In pictures: Brazil dam burst aftermath
On 5 November, the people of Bento Rodrigues in the south-eastern Brazilian state of Minas Gerais heard a deafening noise when the nearby Fundao dam holding waste water from iron ore mining collapsed.
In what is one of Brazil's biggest environmental disasters, about 62 million cubic metres of mud spilled from the dam and flooded a vast area.
At least 17 people were killed. Two are still missing.
The cause of the burst is still unclear but the Brazilian government has filed a lawsuit against Samarco, the joint venture between mining giants BHP Billiton and Vale, which owned the dam.
The area was closed off for four weeks while rescue workers and investigators searched the mud.
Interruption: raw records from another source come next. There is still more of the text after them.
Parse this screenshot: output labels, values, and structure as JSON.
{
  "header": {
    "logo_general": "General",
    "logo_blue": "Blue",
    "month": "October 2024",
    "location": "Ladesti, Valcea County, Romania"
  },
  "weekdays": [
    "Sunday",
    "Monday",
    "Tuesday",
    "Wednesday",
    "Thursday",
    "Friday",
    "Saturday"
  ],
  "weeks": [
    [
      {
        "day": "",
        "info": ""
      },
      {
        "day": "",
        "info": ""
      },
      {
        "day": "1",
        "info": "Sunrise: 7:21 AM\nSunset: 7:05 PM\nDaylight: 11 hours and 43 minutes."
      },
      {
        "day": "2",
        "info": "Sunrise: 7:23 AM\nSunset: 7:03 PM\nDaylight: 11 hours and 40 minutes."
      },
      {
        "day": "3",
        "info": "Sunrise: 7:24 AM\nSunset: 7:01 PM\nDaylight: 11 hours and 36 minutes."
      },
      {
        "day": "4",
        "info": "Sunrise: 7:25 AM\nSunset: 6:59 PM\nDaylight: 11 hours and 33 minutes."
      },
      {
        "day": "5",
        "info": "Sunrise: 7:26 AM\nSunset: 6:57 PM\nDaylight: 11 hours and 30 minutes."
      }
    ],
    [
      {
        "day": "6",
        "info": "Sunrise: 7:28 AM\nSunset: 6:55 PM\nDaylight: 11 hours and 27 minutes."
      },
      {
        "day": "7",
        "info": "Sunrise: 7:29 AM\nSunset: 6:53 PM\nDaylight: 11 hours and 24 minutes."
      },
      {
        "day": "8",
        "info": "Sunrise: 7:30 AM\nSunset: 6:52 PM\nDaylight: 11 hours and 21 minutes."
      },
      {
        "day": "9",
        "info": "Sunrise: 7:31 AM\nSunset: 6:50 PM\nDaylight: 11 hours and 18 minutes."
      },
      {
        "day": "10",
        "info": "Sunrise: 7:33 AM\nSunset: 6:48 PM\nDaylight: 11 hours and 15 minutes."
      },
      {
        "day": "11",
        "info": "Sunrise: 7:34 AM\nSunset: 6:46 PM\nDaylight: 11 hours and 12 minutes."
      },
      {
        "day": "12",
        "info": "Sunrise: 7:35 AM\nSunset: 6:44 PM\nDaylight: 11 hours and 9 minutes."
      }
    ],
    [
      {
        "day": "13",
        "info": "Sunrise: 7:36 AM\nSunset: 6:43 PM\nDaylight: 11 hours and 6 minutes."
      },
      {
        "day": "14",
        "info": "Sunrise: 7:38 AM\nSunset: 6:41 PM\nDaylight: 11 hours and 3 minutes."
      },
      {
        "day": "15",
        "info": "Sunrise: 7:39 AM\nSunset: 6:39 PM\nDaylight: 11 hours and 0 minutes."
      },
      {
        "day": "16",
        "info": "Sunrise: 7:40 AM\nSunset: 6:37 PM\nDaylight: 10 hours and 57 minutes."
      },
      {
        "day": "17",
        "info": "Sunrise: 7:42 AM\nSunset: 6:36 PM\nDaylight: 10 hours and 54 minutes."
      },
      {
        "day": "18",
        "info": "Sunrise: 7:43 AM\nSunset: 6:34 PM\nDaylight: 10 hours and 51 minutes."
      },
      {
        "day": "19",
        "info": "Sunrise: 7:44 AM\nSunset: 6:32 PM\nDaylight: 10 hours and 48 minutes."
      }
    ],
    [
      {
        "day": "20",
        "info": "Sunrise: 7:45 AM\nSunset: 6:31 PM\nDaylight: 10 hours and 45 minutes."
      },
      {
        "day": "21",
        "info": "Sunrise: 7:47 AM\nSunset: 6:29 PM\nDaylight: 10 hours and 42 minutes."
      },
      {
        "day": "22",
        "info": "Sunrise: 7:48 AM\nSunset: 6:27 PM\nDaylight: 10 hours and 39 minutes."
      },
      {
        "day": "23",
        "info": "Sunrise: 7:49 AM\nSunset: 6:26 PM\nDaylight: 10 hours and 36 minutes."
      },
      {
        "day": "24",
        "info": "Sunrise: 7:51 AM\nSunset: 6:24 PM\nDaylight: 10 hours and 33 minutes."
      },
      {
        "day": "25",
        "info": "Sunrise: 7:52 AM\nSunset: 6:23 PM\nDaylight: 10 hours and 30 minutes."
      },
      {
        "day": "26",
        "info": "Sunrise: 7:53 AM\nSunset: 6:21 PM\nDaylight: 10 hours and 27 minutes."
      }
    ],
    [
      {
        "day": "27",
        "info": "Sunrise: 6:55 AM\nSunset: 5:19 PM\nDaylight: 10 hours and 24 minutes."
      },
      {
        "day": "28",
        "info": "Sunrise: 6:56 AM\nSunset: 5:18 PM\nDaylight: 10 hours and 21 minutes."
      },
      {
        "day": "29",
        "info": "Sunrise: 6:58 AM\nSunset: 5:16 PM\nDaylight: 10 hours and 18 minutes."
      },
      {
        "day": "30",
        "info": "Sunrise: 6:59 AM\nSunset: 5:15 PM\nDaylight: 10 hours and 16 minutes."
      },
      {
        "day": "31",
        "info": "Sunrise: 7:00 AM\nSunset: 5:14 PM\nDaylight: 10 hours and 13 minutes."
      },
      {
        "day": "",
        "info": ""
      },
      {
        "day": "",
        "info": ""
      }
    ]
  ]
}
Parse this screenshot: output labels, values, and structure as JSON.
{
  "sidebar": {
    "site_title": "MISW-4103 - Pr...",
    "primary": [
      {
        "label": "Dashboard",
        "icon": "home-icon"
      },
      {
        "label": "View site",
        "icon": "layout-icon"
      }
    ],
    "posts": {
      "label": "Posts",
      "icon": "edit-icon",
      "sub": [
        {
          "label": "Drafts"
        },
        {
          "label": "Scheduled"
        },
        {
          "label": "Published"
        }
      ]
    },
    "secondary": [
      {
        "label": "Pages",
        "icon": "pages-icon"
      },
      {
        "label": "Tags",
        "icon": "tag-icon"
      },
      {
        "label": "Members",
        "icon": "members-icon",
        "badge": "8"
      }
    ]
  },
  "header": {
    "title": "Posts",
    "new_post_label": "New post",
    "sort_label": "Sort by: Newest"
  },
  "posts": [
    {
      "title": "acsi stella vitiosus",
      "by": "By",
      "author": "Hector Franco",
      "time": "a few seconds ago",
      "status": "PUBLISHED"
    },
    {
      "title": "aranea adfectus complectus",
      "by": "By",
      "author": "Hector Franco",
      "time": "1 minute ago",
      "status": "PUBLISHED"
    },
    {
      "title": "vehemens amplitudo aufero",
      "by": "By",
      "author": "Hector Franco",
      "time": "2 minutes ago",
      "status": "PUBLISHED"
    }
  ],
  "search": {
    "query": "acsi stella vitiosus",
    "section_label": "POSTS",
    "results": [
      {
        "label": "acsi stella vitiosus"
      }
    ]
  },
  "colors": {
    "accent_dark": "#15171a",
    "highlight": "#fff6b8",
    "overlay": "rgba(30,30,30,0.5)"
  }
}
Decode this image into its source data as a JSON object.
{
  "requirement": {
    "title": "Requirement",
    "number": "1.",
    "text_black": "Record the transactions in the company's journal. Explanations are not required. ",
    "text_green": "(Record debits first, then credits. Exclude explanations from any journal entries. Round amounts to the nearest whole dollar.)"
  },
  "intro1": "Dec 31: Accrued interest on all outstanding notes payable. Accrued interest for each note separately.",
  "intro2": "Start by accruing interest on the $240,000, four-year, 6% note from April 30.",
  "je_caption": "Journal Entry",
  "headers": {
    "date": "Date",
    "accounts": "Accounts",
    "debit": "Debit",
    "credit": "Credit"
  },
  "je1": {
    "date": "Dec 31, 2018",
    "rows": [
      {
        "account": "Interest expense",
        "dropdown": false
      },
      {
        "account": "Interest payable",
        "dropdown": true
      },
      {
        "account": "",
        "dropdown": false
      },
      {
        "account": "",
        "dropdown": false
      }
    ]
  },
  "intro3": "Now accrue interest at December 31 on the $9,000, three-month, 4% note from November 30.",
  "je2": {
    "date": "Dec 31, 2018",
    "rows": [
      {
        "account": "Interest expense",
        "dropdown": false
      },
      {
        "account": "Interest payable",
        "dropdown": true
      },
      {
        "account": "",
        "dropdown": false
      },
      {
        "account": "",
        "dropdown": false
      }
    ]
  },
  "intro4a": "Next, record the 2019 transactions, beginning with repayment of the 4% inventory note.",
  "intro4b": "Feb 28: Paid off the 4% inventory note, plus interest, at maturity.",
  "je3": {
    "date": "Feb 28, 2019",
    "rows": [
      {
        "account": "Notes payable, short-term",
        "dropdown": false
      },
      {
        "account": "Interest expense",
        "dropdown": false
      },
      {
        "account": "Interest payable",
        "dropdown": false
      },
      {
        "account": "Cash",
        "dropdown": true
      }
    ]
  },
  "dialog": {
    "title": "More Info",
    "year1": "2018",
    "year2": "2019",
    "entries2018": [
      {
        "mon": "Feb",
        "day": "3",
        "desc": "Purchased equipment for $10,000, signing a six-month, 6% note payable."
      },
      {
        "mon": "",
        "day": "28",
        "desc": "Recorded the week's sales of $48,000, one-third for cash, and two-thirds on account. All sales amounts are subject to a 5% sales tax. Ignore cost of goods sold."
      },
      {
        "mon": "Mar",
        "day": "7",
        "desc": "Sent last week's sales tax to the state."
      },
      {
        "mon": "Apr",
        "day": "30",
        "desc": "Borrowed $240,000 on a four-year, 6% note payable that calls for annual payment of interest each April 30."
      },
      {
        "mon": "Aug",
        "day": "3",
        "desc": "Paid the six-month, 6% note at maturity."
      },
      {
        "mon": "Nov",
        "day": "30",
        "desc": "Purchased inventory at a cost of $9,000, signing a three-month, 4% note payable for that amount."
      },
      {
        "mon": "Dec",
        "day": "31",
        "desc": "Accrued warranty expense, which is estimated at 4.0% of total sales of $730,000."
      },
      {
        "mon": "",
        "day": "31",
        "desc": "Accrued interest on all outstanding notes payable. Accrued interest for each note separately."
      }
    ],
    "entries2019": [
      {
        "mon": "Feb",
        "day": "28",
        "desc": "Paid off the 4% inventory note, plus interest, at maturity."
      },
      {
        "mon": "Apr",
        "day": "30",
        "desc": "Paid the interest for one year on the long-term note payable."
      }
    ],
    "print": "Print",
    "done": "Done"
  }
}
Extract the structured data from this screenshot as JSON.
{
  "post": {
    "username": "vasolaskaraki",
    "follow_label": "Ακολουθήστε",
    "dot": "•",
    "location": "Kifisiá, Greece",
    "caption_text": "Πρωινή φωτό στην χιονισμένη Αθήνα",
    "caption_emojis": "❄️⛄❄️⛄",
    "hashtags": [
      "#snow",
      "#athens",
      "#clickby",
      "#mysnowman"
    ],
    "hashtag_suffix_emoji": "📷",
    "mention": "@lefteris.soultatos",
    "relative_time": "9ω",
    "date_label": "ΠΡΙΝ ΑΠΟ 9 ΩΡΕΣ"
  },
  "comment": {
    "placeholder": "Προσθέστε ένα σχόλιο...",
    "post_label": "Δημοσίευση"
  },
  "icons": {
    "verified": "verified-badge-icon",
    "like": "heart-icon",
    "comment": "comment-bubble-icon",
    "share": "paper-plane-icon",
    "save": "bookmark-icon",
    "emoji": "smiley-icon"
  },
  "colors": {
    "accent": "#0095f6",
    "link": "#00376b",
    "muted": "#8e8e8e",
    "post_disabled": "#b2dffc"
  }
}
A month after the disaster, Brazilian journalist Nina Neves and photographer Ismael dos Anjos travelled to Bento Rodrigues and nearby Paracatu de Baixo to examine the damage caused.
It was afternoon when Bento Rodrigues was swallowed by a river of mud.
The residents, who had had no warning of the impending disaster, could do little more than run for their lives.
The force of the mud took everything in its path, bending metal and flattening homes.
The site has been abandoned since the mud flow hit.
Children's toys and people's belongings are scattered throughout the village, a stark reminder of the lively village Bento Rodrigues once was.
Some areas of Bento Rodrigues look like twister has torn through it, with metal rods and pieces of wood littering the ground.
The force of the mud flow carried washing machines far from the homes where they once stood.
But some smaller items, such as these religious statuettes, survived the impact.
Behind the ruins of Bento Rodrigues's school, the swings are suspended in mud, giving a strange illusion of motion in the deserted village.
Paracatu de Baixo was the second village in the path of the mud flow.
Residents here were luckier than those of Bento Rodrigues as they received some warning of the disaster and could take refuge.
No-one died here, but a tree left standing bears the marks of the mud and shows the height it reached.
Some residents have been back to look for remains of their belongings in the rubble, but most found very little that was salvageable.